Monday, August 13, 2012

Sierra Leone’s Refugee All Stars bring their music with a cause to Toronto Jazz Fest (video)

Sierra Leone’s Refugee All Stars bring their music with a cause to Toronto Jazz Fest (video)

28 June 2012 No Comments

Photo: Zach Smith
By Anya Wassenberg
Sierra Leone’s Refugee All Stars
July 1, 2012 at Nathan Phillips Square
Opening for Tower of Power at TD Toronto Jazz Festival
Big Fat Dog, the latest video single from their recent release, Radio Salone, is a single with a purpose for Sierra Leone’s Refugee All Stars. In partnership The World Food Program USA and Cumbancha, their record company, proceeds will be used to raise awareness of global hunger.

Specifically, funds raised will go to help the nine million people in eight countries of the Sahel region of West Africa who are currently at risk. The food crisis is the result of drought and conflict in the region, which includes Mali where 300,000 people have fled their homes due to internal conflicts. Food prices have risen, exacerbating the situation. The song is about the disparity between rich and poor and the video was recorded in Freetown, Sierra Leone with a trippy and upbeat Caribbean/Afrobeat sound that’s typical of the group.

The name of the band is a truism; these are people who know something about being hungry. Sierra Leone was wracked by a bloody civil war between 1991 and 2002. Millions of people became refugees in neighbouring Guinea.

In 1997, it was in a refugee camp near the border with Sierra Leone that Ruben and Grace Koroma met up with fellow musicians who’d also fled their homes in Freetown. The Koromas, along with guitarist Francis John Langba and bassist Idrissa Bangura, began to play for their fellow refugees with guitars and other equipment donated by a Canadian relief agency.

They continued to play together as the group shuffled from refugee camp to refugee camp and the war dragged on. They returned to Freetown after the war finally ended, and the group’s membership became a fluctuating roster of musicians who were then returning to the city’s ghettos.
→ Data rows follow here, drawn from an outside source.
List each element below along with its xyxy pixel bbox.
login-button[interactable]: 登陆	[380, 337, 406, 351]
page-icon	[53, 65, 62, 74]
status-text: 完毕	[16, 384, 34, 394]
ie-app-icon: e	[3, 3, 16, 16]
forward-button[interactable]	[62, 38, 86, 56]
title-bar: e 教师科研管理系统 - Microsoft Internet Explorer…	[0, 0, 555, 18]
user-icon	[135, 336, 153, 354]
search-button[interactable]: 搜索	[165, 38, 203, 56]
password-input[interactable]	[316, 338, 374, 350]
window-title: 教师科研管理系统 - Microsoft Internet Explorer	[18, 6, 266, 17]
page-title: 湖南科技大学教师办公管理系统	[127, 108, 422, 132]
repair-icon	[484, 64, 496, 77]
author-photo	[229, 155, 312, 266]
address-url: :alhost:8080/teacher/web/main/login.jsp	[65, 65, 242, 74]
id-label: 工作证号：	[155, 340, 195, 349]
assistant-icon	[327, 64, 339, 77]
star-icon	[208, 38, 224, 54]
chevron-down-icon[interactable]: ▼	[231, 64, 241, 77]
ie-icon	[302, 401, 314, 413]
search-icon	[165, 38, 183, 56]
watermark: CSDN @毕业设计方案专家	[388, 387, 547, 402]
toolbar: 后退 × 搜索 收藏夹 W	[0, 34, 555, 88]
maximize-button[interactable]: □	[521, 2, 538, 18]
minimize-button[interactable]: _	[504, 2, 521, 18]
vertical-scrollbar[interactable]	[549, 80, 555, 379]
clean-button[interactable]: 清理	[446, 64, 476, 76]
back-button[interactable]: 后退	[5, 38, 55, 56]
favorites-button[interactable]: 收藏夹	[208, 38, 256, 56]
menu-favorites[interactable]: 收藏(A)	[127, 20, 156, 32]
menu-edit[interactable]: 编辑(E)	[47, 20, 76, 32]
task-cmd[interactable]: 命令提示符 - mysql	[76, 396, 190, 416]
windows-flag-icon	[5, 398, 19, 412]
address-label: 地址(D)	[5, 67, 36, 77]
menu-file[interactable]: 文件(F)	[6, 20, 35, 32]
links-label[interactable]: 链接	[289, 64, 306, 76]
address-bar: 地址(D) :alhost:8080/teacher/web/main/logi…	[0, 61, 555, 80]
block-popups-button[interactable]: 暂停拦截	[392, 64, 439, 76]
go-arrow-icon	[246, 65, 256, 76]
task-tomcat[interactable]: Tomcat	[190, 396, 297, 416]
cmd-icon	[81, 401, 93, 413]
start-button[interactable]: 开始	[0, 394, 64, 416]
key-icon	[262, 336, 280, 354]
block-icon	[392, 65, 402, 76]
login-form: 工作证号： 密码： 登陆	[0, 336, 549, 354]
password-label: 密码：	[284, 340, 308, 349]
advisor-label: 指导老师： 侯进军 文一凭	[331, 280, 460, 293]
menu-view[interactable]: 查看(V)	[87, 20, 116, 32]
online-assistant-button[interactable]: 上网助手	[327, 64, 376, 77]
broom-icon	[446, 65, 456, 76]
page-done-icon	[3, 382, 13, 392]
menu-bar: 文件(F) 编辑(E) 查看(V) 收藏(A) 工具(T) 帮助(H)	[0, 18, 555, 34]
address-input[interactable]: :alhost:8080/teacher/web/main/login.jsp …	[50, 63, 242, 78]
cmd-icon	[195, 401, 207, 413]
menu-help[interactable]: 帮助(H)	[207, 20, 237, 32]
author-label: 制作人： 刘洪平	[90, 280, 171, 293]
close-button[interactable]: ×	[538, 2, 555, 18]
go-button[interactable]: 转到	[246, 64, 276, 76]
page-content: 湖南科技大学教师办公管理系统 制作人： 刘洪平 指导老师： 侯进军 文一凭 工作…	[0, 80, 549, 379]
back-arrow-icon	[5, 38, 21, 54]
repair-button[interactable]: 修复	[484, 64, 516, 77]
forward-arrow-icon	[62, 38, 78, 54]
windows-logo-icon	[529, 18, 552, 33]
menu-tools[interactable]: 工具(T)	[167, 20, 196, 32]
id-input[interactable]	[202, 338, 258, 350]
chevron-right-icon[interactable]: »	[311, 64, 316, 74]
In 2006, the band released their first album, Living Like A Refugee, consisting of tracks actually recorded during the years spent in refugee camps, along with other songs recorded after their return to Freetown.
An American-made documentary helped put them into the international spotlight, contrasting the stark and difficult circumstances of their lives with the irresistibly positive vibes of the music. Even when their lyrics speak frankly of the difficulties still facing their region of the world, the music is bouncy and optimistic.

Radio Salone, their third release, is a tribute to the huge role that radio plays in Africa in both exposing and spreading musical styles and, on a personal level, providing an escape from and a lifeline to the outside world during the refugee years.

Salone means “Sierra Leone” in their native language of Krio, one of the five languages featured on the release (including English). The album was recorded on vintage analog equipment in a Brooklyn studio and the music follows the theme with a nod to the old school sounds of classic reggae and soul, melodic Soukous guitar lines, tribal chants and exuberant West African funk. A thick horn section and churchy organ add to the musical layers. It’s an accomplished album showing a musical maturity that’s taken them far beyond their origins.

Sierra Leone’s Refugee All Stars are currently on a world tour to promote the new album and will hit Toronto on July 1 to open the closing concert of the TD Toronto Jazz Festival.